Tintoretto e S. Caterina, una tragedia barocca

Santa Caterina, come una regina, sposa di Cristo. Così l’ha dipinta Jacopo Tintoretto in un tripudio di luci, vestita di sontuoso broccato, la corona in testa. Affascinante e sensuale, mentre deposto vestito e corona, viene fustigata, i piccoli seni nudi e il morbido bacino coperto da un civettuolo perizoma annodato ad un lato. Sono tempi di Controriforma, i santi devono parlare alla gente e raccontare le loro sofferenze e la vittoria sul male. Santa Caterina d’Alessandria che, per aver rifiutato di sposare l’imperatore Massenzio nel IV secolo, viene punita col martirio della ruota dentata, incarna il ruolo della sposa di Cristo. E Tintoretto, ispirandosi in parte alla Legenda aurea di Iacopo da Varazze, ne rappresenta la storia in sei teleri destinati al presbiterio della chiesa veneziana di Santa Caterina. Crea grandi scenografie, e con sferzate di luce e ombra dà un sapore tragico alle storie.
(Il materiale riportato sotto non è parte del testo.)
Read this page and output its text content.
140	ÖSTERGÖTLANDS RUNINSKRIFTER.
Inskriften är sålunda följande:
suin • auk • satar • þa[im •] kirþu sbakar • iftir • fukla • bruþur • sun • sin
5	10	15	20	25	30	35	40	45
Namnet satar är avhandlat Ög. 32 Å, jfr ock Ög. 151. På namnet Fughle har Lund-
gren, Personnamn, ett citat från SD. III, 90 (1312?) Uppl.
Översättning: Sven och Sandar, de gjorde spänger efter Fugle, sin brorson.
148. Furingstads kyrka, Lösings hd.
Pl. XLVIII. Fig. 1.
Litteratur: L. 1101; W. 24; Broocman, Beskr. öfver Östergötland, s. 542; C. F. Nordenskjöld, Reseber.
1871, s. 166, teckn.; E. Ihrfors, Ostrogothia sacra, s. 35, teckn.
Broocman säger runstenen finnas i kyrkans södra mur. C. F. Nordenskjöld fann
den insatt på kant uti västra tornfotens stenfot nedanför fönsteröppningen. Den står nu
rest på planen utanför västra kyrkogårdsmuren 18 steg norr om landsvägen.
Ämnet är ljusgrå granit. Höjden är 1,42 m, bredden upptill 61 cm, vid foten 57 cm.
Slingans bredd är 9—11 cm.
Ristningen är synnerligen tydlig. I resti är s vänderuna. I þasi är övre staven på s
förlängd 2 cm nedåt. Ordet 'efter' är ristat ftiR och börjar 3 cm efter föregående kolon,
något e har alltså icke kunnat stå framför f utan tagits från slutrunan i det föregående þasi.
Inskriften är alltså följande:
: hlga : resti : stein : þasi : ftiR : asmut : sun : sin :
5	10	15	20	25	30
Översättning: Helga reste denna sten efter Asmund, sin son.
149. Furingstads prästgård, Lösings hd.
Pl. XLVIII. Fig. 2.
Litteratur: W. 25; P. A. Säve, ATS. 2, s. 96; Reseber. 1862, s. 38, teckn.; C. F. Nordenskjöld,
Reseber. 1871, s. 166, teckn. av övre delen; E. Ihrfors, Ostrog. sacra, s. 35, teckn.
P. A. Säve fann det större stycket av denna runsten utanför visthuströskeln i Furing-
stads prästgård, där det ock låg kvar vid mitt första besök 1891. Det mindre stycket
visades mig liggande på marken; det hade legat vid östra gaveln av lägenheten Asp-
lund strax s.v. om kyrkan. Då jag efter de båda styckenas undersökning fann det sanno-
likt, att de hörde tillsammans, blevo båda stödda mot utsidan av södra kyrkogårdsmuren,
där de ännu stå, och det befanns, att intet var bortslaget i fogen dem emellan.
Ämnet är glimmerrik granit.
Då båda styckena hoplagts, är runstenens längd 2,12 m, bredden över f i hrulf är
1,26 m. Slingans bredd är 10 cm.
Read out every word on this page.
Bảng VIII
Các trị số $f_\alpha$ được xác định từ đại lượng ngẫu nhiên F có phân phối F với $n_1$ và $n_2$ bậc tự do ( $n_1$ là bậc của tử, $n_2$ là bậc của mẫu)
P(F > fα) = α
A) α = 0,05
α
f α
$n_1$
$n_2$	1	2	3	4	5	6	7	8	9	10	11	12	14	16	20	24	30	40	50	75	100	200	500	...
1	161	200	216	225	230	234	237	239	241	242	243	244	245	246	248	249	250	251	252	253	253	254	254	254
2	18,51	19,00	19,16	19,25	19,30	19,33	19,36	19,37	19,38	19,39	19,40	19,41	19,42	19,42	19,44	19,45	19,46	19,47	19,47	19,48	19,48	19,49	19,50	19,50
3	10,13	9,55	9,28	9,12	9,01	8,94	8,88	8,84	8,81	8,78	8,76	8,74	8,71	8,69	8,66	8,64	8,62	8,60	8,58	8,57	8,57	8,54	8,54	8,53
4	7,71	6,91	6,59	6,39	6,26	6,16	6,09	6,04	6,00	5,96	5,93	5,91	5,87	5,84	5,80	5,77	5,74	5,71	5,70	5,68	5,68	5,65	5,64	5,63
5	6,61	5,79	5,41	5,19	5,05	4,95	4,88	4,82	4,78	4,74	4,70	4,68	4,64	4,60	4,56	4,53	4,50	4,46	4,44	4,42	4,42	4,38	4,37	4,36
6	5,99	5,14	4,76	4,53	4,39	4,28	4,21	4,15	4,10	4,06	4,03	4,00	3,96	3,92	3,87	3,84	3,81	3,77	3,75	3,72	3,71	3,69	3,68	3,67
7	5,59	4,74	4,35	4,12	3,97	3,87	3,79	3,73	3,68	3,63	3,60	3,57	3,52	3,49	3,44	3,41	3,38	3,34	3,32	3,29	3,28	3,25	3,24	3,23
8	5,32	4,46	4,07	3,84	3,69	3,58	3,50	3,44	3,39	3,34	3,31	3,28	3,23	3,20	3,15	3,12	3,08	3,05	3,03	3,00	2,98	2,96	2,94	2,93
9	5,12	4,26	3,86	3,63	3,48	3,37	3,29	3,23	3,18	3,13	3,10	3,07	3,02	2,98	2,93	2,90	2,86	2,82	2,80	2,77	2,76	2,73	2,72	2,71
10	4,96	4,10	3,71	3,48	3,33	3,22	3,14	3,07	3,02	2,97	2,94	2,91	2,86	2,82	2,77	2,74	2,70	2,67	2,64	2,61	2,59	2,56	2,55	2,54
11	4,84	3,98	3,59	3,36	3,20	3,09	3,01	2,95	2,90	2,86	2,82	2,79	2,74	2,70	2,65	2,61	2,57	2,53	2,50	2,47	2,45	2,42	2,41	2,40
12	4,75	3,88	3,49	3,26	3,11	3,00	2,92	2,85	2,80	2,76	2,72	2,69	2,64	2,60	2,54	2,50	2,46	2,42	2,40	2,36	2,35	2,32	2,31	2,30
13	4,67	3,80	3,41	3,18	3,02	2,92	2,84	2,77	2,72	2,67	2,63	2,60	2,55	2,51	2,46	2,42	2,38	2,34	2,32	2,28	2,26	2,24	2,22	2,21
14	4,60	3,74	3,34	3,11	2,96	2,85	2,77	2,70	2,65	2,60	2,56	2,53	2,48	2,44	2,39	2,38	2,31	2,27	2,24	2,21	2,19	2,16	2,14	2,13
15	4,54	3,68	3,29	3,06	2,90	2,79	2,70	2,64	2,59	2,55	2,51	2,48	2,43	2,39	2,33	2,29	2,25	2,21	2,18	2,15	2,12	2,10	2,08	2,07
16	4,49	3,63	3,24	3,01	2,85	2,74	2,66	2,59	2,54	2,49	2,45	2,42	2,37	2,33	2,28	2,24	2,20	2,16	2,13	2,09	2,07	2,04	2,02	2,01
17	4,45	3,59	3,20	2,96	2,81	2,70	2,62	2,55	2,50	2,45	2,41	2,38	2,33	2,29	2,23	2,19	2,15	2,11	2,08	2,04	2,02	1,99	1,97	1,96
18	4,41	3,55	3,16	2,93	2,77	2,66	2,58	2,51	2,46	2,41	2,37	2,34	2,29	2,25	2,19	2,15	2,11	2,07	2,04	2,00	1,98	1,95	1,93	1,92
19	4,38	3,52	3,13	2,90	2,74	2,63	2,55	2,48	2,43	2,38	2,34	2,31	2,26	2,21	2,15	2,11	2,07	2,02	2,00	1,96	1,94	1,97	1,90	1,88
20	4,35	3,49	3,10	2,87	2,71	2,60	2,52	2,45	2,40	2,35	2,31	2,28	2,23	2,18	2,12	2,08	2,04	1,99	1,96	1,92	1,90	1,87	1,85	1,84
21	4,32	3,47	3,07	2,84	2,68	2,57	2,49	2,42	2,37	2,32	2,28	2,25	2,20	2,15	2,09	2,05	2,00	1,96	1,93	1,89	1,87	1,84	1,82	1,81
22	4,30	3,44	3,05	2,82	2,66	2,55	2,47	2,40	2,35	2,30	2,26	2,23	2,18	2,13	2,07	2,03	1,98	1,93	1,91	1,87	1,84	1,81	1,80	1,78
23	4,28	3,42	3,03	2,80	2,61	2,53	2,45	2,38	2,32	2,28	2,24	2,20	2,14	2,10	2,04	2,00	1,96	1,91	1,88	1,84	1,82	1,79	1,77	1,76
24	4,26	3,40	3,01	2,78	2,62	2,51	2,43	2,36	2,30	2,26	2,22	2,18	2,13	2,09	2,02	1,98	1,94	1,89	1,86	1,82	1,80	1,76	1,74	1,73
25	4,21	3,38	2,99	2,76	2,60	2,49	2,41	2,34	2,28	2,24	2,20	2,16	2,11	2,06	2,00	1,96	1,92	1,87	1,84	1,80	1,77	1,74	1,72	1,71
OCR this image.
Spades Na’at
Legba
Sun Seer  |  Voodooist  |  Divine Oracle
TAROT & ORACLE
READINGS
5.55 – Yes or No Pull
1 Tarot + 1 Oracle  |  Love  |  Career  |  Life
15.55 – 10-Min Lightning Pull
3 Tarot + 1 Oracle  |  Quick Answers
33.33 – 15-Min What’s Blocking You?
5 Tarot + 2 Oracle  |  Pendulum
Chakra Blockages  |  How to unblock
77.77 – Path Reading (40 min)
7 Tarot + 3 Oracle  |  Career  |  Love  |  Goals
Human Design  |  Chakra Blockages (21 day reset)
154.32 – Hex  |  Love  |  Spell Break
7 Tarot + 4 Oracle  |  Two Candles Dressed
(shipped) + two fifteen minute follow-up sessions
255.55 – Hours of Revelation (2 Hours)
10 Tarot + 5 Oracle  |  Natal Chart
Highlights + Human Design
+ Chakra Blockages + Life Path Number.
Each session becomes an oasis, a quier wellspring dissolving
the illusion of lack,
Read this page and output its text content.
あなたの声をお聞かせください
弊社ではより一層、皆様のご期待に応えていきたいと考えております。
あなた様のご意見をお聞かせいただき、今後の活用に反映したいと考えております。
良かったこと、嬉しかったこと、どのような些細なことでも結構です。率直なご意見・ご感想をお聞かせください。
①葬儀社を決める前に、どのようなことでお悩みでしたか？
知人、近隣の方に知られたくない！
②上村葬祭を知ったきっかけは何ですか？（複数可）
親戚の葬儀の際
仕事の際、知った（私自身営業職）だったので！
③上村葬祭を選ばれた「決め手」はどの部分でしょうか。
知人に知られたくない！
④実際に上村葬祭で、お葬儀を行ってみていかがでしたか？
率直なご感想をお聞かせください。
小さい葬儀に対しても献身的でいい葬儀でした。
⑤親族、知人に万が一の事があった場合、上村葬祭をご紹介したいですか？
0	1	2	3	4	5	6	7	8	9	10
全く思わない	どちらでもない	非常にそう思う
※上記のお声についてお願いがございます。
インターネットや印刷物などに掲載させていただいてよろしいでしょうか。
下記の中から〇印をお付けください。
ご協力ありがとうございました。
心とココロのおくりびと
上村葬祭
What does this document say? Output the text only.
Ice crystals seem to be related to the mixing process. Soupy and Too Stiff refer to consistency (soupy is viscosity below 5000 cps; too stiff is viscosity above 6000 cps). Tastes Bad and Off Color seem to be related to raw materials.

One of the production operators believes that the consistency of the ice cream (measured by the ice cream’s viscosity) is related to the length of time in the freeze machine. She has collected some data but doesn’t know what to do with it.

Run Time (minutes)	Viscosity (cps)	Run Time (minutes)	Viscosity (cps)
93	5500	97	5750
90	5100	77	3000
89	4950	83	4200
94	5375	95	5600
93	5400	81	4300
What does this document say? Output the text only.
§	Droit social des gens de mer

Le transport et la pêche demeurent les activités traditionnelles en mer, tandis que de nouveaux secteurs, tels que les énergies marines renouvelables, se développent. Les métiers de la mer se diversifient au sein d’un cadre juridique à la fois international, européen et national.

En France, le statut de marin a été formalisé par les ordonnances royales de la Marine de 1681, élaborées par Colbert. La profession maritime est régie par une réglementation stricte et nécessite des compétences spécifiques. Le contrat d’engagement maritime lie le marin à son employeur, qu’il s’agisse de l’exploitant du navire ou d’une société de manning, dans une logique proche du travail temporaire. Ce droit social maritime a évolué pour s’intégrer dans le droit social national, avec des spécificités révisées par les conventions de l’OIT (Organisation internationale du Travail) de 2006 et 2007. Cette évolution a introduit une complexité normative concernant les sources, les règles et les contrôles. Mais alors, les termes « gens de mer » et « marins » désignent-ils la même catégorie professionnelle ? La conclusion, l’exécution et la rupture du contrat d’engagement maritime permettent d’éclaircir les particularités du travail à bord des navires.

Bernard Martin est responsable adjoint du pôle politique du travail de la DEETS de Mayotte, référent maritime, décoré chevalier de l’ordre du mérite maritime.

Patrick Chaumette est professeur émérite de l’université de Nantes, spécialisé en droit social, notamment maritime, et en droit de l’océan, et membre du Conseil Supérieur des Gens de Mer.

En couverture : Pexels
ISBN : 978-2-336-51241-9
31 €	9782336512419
Passate nel Palazzo Patriarcale, residenza del Patriarca di Venezia, le tele sono esposte al pubblico per la prima volta nella loro completezza al Museo Diocesano di Venezia insieme a circa quaranta opere appartenenti tutte alle collezioni patriarcali. Un’occasione rara per apprezzarle, visto che a causa della loro collocazione sono state piuttosto trascurate dalla critica.

A introdurre nelle affascinanti storie di Tintoretto, una suggestiva Natività di Giambattista Tiepolo, alcuni dipinti anonimi con i Profeti, che costituiscono i bozzetti dei mosaci della Basilica Marciana, un’Ultima Cena di Palma il Giovane e opere sacre venete e toscane.